Just five years after its 1993 initial public offering, the chickens came home to roost at Boston Market when the home-style eatery--a victim of overexpansion--declared bankruptcy. Last May, McDonald's Corp. (MCD) swooped down and snapped up the carcass for only $173.5 million, planning to scrap the chain and convert its 860 sites to more burger places or outlets in McDonald's new pizza and burrito chains.
But a funny thing happened to Boston Market on the way to the scrap heap. Although the man McDonald's brought in to close Boston Market, former General Electric Co. chief litigator Jeffrey B. Kindler, swiftly shut 100 stores and earmarked 50 or 60 more for conversion, he also became convinced that Boston Market had a future.
Internal marketing data showed that the chain had a surprisingly loyal customer base. Plus management had developed good ideas for new entrees, such as grilled chicken. "We were sold on the brand," says Kindler, Boston Market's chairman.

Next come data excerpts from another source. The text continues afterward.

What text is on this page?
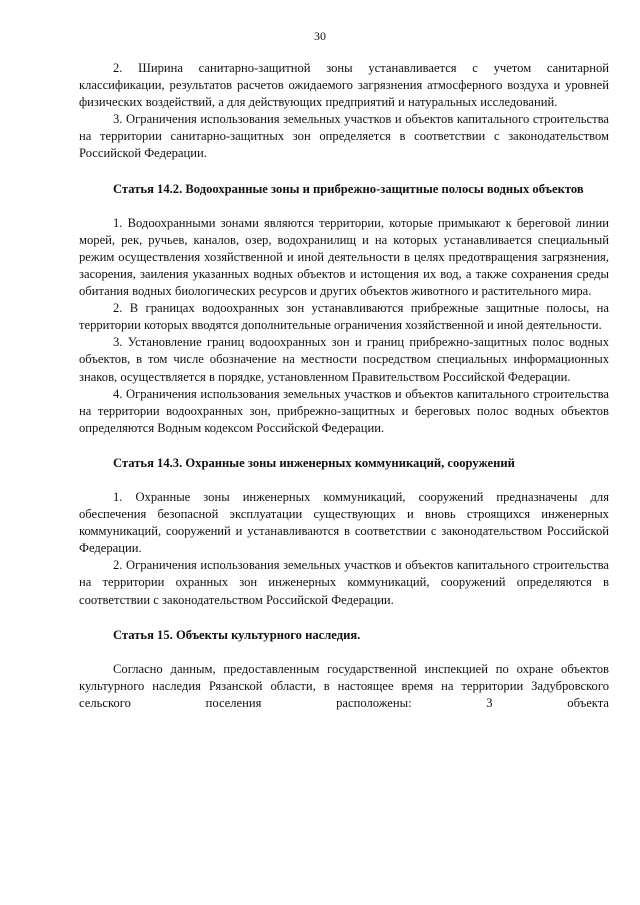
30

2. Ширина санитарно-защитной зоны устанавливается с учетом санитарной классификации, результатов расчетов ожидаемого загрязнения атмосферного воздуха и уровней физических воздействий, а для действующих предприятий и натуральных исследований.

3. Ограничения использования земельных участков и объектов капитального строительства на территории санитарно-защитных зон определяется в соответствии с законодательством Российской Федерации.

Статья 14.2. Водоохранные зоны и прибрежно-защитные полосы водных объектов

1. Водоохранными зонами являются территории, которые примыкают к береговой линии морей, рек, ручьев, каналов, озер, водохранилищ и на которых устанавливается специальный режим осуществления хозяйственной и иной деятельности в целях предотвращения загрязнения, засорения, заиления указанных водных объектов и истощения их вод, а также сохранения среды обитания водных биологических ресурсов и других объектов животного и растительного мира.

2. В границах водоохранных зон устанавливаются прибрежные защитные полосы, на территории которых вводятся дополнительные ограничения хозяйственной и иной деятельности.

3. Установление границ водоохранных зон и границ прибрежно-защитных полос водных объектов, в том числе обозначение на местности посредством специальных информационных знаков, осуществляется в порядке, установленном Правительством Российской Федерации.

4. Ограничения использования земельных участков и объектов капитального строительства на территории водоохранных зон, прибрежно-защитных и береговых полос водных объектов определяются Водным кодексом Российской Федерации.

Статья 14.3. Охранные зоны инженерных коммуникаций, сооружений

1. Охранные зоны инженерных коммуникаций, сооружений предназначены для обеспечения безопасной эксплуатации существующих и вновь строящихся инженерных коммуникаций, сооружений и устанавливаются в соответствии с законодательством Российской Федерации.

2. Ограничения использования земельных участков и объектов капитального строительства на территории охранных зон инженерных коммуникаций, сооружений определяются в соответствии с законодательством Российской Федерации.

Статья 15. Объекты культурного наследия.

Согласно данным, предоставленным государственной инспекцией по охране объектов культурного наследия Рязанской области, в настоящее время на территории Задубровского сельского поселения расположены: 3 объекта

The clincher was a ten-year pact negotiated with Heinz Frozen Food Co. to put the Boston Market name on a line of frozen dinners for 10 years. Even with the restaurants in bankruptcy, Heinz (HNZ) discovered in surveys that consumers were 30% more likely to try the new entrees if they carried the Boston Market logo over any other name it tested. The supermarket line is now a $100 million business. "It's a great brand name," says Neil Harrison, Heinz Frozen Food's president.
Now Kindler has bolder plans. He is remodeling stores across the country and even plans to open new ones--a remarkable comeback for a chain written off as dead.